Mille anni di gioie e dolori è a tutti gli effetti un romanzo storico. Di più. Epico. Dal feudalesimo al comunismo o capitalismo di stato. Una civiltà e l’altra nelle trecentosessanta pagine di Ai Weiwei scorrono con la quieta e ineluttabile maestosità di una scrittura limpida, corposa e viva come fiume che va verso la foce.

Mille anni di gioie e dolori nella prima parte è la storia del padre dell’autore, Ai Qing, «il principe dei poeti cinesi», secondo la definizione di Pablo Neruda, suo amico. Nel 1942 la Cina era ancora in gran parte occupata dall’esercito giapponese. Punto d’arrivo della Lunga marcia nella contea nordoccidentale dello Shaanxi, Yan’an era la roccaforte del Partito comunista. Delusi dalla politica del governo nazionalista, a Yan’an erano confluiti in massa gli intellettuali di sinistra «ma una volta lì essi si resero conto che il Partito comunista non era immune dalla corruzione e da tattiche arbitrarie e autocratiche, e il malcontento cominciò a crescere… (anche per) l’oppressione silenziosa subita dalle donne in quella comunità apparentemente progressista».

Mao sembra attento alle ragioni degli intellettuali. Convoca un convegno per chiarire le reciproche posizioni. Il 2 maggio iniziano le Conversazioni di arte e letteratura di Yan’an. Le aspettative sono tante ma Mao le stronca subito: «Per sconfiggere il nemico dobbiamo fare affidamento soprattutto su un esercito armato ma questo da solo non basta: dobbiamo avere anche un esercito culturale». Letteratura e arte dovevano obbedire al Partito come i soldati agli ordini dei generali.

Ahi ahi, Ai Qing, altro che: «Uno scrittore non è un’allodola, né una ragazza il cui compito è quello di gorgheggiare melodie per intrattenere il suo mecenate…  La creazione artistica può dare impulso alla missione di riforma sociale solo se nasce da uno spirito libero e indipendente». Gli intellettuali furono inquadrati come «lavoratori della letteratura e dell’arte» in un’organizzazione di massa guidata dal Partito che li avrebbe aiutati ad essere vicini al popolo e ad abbandonare la critica sociale per dedicare più tempo all’autocritica.

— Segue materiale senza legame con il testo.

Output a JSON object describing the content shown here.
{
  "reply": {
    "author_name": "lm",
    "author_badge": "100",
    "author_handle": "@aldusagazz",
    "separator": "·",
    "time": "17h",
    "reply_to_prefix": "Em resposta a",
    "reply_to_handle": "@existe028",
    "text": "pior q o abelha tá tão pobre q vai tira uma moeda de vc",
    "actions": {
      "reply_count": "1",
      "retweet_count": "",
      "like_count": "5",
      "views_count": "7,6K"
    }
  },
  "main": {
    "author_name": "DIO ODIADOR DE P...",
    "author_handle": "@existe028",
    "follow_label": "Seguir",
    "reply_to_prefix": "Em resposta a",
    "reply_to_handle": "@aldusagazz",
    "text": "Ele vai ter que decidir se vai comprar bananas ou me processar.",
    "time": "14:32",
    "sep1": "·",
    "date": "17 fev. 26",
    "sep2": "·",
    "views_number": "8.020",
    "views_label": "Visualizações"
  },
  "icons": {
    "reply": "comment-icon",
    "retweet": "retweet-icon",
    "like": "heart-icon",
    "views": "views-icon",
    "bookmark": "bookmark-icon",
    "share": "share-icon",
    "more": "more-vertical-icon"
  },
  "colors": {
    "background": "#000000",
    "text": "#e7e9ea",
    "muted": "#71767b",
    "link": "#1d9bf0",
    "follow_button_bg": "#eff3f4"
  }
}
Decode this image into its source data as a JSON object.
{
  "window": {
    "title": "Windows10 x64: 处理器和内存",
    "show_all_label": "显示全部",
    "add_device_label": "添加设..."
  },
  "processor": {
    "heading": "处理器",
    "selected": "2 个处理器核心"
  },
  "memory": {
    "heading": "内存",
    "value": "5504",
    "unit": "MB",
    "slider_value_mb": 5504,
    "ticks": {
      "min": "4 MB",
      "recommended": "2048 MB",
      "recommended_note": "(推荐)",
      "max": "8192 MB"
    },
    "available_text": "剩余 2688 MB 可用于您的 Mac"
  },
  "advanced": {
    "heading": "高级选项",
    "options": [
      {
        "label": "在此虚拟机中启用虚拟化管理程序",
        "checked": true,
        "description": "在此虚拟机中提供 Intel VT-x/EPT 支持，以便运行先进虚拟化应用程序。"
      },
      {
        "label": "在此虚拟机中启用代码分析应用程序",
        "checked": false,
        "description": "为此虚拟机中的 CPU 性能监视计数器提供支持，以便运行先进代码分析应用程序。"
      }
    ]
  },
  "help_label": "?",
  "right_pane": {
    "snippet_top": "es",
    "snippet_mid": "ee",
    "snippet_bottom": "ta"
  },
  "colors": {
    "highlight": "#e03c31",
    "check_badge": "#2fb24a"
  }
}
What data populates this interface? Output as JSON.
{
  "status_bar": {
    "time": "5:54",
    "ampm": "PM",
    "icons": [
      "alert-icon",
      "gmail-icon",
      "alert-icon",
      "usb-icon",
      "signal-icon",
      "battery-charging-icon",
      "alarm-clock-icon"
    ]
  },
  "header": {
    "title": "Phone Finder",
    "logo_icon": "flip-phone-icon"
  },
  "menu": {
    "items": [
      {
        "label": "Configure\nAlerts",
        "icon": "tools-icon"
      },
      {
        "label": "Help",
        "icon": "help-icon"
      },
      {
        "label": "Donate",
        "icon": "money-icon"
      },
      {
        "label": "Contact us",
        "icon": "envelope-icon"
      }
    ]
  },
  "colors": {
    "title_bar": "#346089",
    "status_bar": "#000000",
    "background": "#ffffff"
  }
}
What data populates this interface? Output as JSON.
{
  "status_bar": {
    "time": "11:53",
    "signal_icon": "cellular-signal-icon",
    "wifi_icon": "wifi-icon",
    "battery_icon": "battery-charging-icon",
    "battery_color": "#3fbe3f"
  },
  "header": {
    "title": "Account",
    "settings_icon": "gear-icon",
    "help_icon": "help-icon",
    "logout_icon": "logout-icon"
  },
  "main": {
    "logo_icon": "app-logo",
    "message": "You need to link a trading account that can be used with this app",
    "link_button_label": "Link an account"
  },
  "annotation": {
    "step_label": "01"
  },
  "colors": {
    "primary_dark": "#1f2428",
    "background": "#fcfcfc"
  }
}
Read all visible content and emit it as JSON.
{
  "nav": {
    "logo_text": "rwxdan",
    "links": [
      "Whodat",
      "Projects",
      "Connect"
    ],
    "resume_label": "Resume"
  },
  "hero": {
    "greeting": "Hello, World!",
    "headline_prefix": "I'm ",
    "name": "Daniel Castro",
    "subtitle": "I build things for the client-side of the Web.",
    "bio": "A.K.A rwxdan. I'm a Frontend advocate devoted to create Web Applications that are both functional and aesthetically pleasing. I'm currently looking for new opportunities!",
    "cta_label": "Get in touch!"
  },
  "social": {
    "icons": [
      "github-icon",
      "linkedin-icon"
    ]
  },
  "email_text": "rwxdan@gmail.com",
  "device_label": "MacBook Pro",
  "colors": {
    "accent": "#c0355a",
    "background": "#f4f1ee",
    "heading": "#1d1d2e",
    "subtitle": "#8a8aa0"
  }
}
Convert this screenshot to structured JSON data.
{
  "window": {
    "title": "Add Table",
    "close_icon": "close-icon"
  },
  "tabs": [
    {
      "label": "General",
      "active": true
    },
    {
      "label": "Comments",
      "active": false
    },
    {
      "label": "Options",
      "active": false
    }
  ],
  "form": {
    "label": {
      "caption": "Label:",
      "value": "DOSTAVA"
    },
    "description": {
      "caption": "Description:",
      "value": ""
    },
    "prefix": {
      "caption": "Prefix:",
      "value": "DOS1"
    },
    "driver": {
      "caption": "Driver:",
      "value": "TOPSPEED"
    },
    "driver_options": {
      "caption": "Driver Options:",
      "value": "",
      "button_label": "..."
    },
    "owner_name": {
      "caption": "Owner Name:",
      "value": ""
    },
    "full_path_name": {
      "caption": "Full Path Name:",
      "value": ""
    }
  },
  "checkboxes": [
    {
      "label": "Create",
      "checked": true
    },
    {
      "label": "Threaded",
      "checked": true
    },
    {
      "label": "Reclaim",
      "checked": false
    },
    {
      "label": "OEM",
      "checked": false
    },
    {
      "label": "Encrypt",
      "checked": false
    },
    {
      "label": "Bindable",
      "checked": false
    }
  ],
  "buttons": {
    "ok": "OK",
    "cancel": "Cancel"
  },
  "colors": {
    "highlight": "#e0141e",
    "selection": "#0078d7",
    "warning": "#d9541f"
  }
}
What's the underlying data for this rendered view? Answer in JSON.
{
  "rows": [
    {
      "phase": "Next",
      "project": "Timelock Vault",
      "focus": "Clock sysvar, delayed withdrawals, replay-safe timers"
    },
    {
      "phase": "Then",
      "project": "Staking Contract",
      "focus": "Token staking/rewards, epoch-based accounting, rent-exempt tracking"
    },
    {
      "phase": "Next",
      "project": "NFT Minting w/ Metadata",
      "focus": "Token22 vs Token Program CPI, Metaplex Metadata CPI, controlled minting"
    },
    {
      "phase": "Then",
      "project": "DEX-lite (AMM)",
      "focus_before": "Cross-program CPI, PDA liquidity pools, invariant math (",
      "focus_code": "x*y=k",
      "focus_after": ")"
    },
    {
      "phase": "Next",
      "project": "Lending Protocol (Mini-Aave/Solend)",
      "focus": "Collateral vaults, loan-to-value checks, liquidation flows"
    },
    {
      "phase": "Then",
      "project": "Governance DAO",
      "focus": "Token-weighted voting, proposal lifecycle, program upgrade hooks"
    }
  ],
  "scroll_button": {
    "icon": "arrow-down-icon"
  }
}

L’opportunismo scalzò la creatività, risultato: «una mediocrità stantia».

Chi non sopportò l’umiliazione si suicidò, altri furono giustiziati (Wang Shiwei, 1947). Nel 1957 partì la Campagna antidestra, poi un Movimento di rettifica. I servizi segreti del Partito frugarono pesantemente nelle storie personali perché «le spie erano comuni come i semi di canapa». Dei trentamila funzionari e studenti di Yan’an, almeno la metà fu accusata di spionaggio.

A diciannove anni Ai Qing aveva soggiornato a Parigi per studiare arte, lì  aveva scoperto la poesia. Nel 1930, quando seppe che Majakovskij si era ucciso, cadde in depressione come se avesse perso un amico caro. Dopo Yan’an con vicende alterne per un po’ resistette ai vertici delle istituzioni culturali. Poi, la persecuzione e l’esilio. Nel 1967 gli attivisti radicali della Rivoluzione culturale gli tributarono la gogna per strada con il berretto da somaro. A maggio insieme al figlio di dieci anni – Ai Weiwei, l’autore del libro – fu deportato ai margini del deserto di Gurbantünggüt, nella Cina nordoccidentale, in un posto chiamato Piccola Siberia. Per quattordici mesi la loro casa fu una buca nella terra e la rieducazione di Ai Qing spalare le latrine.

È l’orrore dei gulag, né più né meno. Il racconto di Ai Weiwei ha la straziante e implacabile serenità di uno sguardo dall’alto che tutto vede e nulla perdona ma ad ogni cosa riesce a dare il giusto valore. Non è questione di buoni e cattivi, noi umani siamo tutti pessimi, ma la pratica dell’arte a chi la vuole dà – per statuto – la possibilità di sentire gli altri, soprattutto quando sono in una condizione estrema di sofferenza e oppressione. Leggendo Mille anni di gioie e dolori sembra di scorrere pagine di Vita e destino di Grossman. Stessa pietas.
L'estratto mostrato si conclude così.